Affection for Squares with Steven Meyer-Rassow and the LC-A 120


UK-based Steven Meyer-Rassow has a natural affinity to the square format, which began as a child when he discovered his father's LP collection. Steven recently invested in the LC-A 120 and talked to us about his experiences with this camera and his love for shooting and processing film.

Hello Steven, please tell us a bit about yourself?

My name is Steven Meyer-Rassow and I'm a freelance graphic designer based just outside Oxford (UK), where I share a small house with my wife Jess, and our dog Clover. I use a fair bit of photography in my day job - mostly digital, and so it's nice to then spend time away from the computer by pursuing film photography and darkroom printing in my free time.

From your Instagram page, it's clear you are dedicated to film photography and you even process your own film. What's your developing setup like and why do you choose to develop yourself?

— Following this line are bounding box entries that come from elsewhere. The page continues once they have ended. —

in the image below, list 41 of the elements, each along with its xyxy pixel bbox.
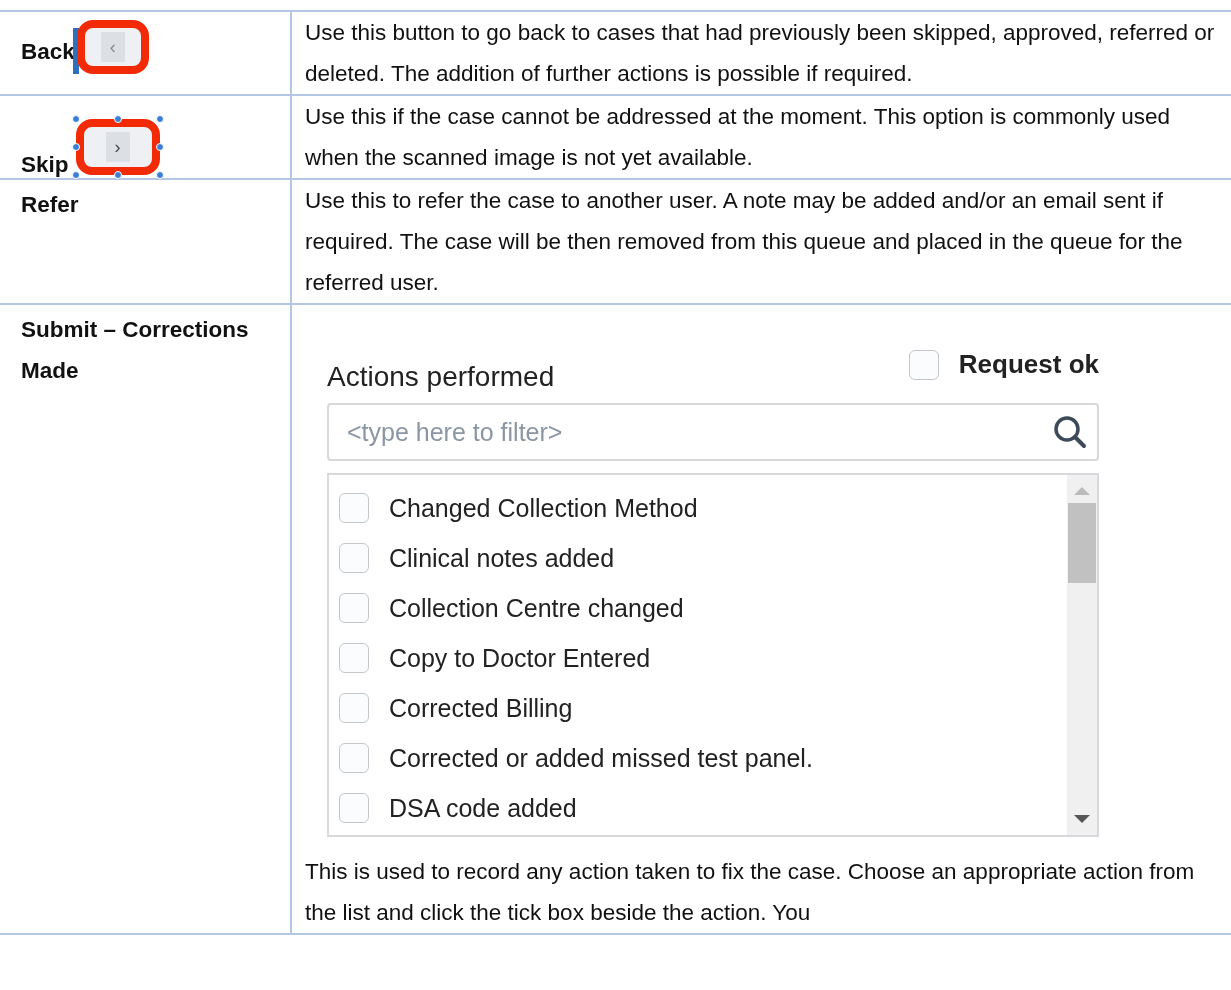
action-label[interactable]: Corrected or added missed test panel. xyxy=(389,743,813,773)
chevron-icon: › xyxy=(105,132,130,162)
row-label: Skip xyxy=(21,153,69,178)
checkbox[interactable] xyxy=(339,543,369,573)
row-label: Refer xyxy=(21,192,79,217)
action-label[interactable]: Changed Collection Method xyxy=(389,493,698,523)
filter-field[interactable]: <type here to filter> xyxy=(327,403,1099,461)
scroll-thumb[interactable] xyxy=(1068,503,1096,583)
row-description: Use this to refer the case to another user. A note may be added and/or an email sent if required. The case will be then removed from this queue and placed in the queue for the referred user. xyxy=(305,187,1184,297)
chevron-icon: ‹ xyxy=(100,32,125,62)
row-label: Submit – Corrections Made xyxy=(21,317,249,383)
checkbox[interactable] xyxy=(339,493,369,523)
checkbox[interactable] xyxy=(339,643,369,673)
search-icon[interactable] xyxy=(1053,415,1087,449)
selection-handle[interactable] xyxy=(155,143,164,151)
checkbox[interactable] xyxy=(339,693,369,723)
selection-handle[interactable] xyxy=(71,143,80,151)
checkbox-label: Request ok xyxy=(958,349,1099,380)
selection-handle[interactable] xyxy=(71,171,80,179)
checkbox[interactable] xyxy=(908,349,939,380)
checkbox[interactable] xyxy=(339,593,369,623)
checkbox[interactable] xyxy=(339,743,369,773)
row-description: Use this if the case cannot be addressed at the moment. This option is commonly used when the scanned image is not yet available. xyxy=(305,103,1172,172)
selection-handle[interactable] xyxy=(113,171,122,179)
row-label: Back xyxy=(21,40,75,65)
action-label[interactable]: Collection Centre changed xyxy=(389,593,684,623)
selection-handle[interactable] xyxy=(71,115,80,123)
scroll-up-icon[interactable] xyxy=(1074,485,1090,495)
action-label[interactable]: Copy to Doctor Entered xyxy=(389,643,651,673)
row-description: Use this button to go back to cases that had previously been skipped, approved, referred or deleted. The addition of further actions is possible if required. xyxy=(305,19,1216,88)
scrollbar[interactable] xyxy=(1067,475,1097,835)
panel-title: Actions performed xyxy=(327,361,555,393)
checkbox[interactable] xyxy=(339,793,369,823)
selection-handle[interactable] xyxy=(155,171,164,179)
scroll-down-icon[interactable] xyxy=(1074,815,1090,825)
row-description: This is used to record any action taken to fix the case. Choose an appropriate action from the list and click the tick box beside the action. You xyxy=(305,858,1196,927)
action-label[interactable]: DSA code added xyxy=(389,793,577,823)
action-label[interactable]: Corrected Billing xyxy=(389,693,573,723)
action-label[interactable]: Clinical notes added xyxy=(389,543,615,573)
selection-handle[interactable] xyxy=(155,115,164,123)
selection-handle[interactable] xyxy=(113,115,122,123)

I enjoy the tactile qualities of film photography. When I started shooting film again a few years back (after spending a long time shooting exclusively digital) I found myself ever more enthralled with the whole process around film photography. Before long I knew I wanted to be able to adopt an entirely analogue workflow, from image capture all the way to print without the need for any computers. This, combined with time on my hands during lockdown last year when Covid first hit, meant I was able to set up a small darkroom in my shed, which I use for all my printing these days.

My darkshed doesn't currently have running water though, so film developing happens in our kitchen with a changing bag and Patterson developing tanks. Most of my photographic work is monochrome, but I do also develop the odd roll of C-41 at home. I actually really enjoy the developing process. It's nice to have an afternoon running some film through the developing tank whilst listening to music or a podcast. And then taking a hand-developed negative into the darkroom to produce a proper gelatin silver print still feels like magic to me.

You recently bought the LC-A 120, what was the initial appeal and how have you been getting on with this camera?

I have a strong affection for square images, which I attribute to looking at my dad's vinyl collection as a child. Seeing these large, often photographic covers on records by the Rolling Stones, Led Zeppelin, Black Sabbath and especially Pink Floyd was pivotal for me. It not only informed my desire to study graphic design later in life but made me fall in love with the square format. This, along with the superb image quality that 120 film offers over 35mm means I was on the hunt for a small, light, medium format square camera (preferably with a glass lens) and before long I decided that the Lomo LC-A 120 fit the bill perfectly, which it certainly does! The simple design of the camera makes it a joy to shoot with - basically, a zone focusing point-and-shoot. The wide-angle on the 38mm f/4.5 Minigon lens was initially a tad wider than I was used to, but it's been surprisingly easy to adapt to and now I almost miss it when shooting with other cameras. I was also pleasantly surprised by how well it handles distortion towards the outer edges of the frame. For a medium format lens this wide, vertical and horizontal lines stay surprisingly straight!

Tell us about these photos, what did you choose to shoot?

Over the last few years I've been gravitating towards black & white photography, and the Lomo LC-A 120 has been a great travel camera so a lot of the images here are simply shots from holidays or dedicated photography trips around the UK. Of course, with a global pandemic, it's not always been easy this last year to get out on these photography trips, but hopefully, that will be changing soon and I'm looking forward to taking the camera on more adventures. Subjects that usually catch my eye are centered around a strong sense of composition and symmetry. More often than not I'm by myself when I take these pictures and so I'd like to think that there's a celebration of solitude in these images.

Do you have any advice/tips for people shooting with this camera?

Given its compact size and weight, there's really no reason not to carry this camera pretty much wherever one goes. If you like shooting 6x6 medium format photography, along with a wide field of view and don't always fancy carrying heavier TLR's or modular cameras, definitely give the Lomo LC-A 120 a try - I did and fell in love! As far as tips are concerned: Make sure you change the ISO wheel on the front of the camera when putting in different films rated at different speeds... I've managed to over and underexpose the odd roll of film by leaving the wheel untouched when putting in a new roll of film. Also, the wide-angle lens means there's a fair bit of vignetting on the images produced with the camera. It's a look I really like myself, but it does mean that subjects tend to look best when placed in the center of the frame, so something to consider when composing your shots.

To see more of Steven's work, follow his Instagram page. .

2021-10-18 #news #people

One Comment

  1. gergelyhando
    gergelyhando ·

    Thanks for sharing this article!
    I started to learn photography on a Zenit-C film camera when I was 8 or 9. Then after a few rolls I just stopped to take photographs. I don’t know why. After than the end of the 90s started again with digital.
    Now my photographs 98% are made on 35mm film. And all at once a bang: I just found my Diana F+ a few weeks ago, so I started to shot on medium format. So what I want to say?
    My love into film photography after the “meet again the Diana” comes deeper, and this article and the photos inspired me very well! May I’ll buy a glass lens for my Diana, couse I have no money for the LC-A now.
    Again. Thanks for this great interview and I wish good lights to Steven!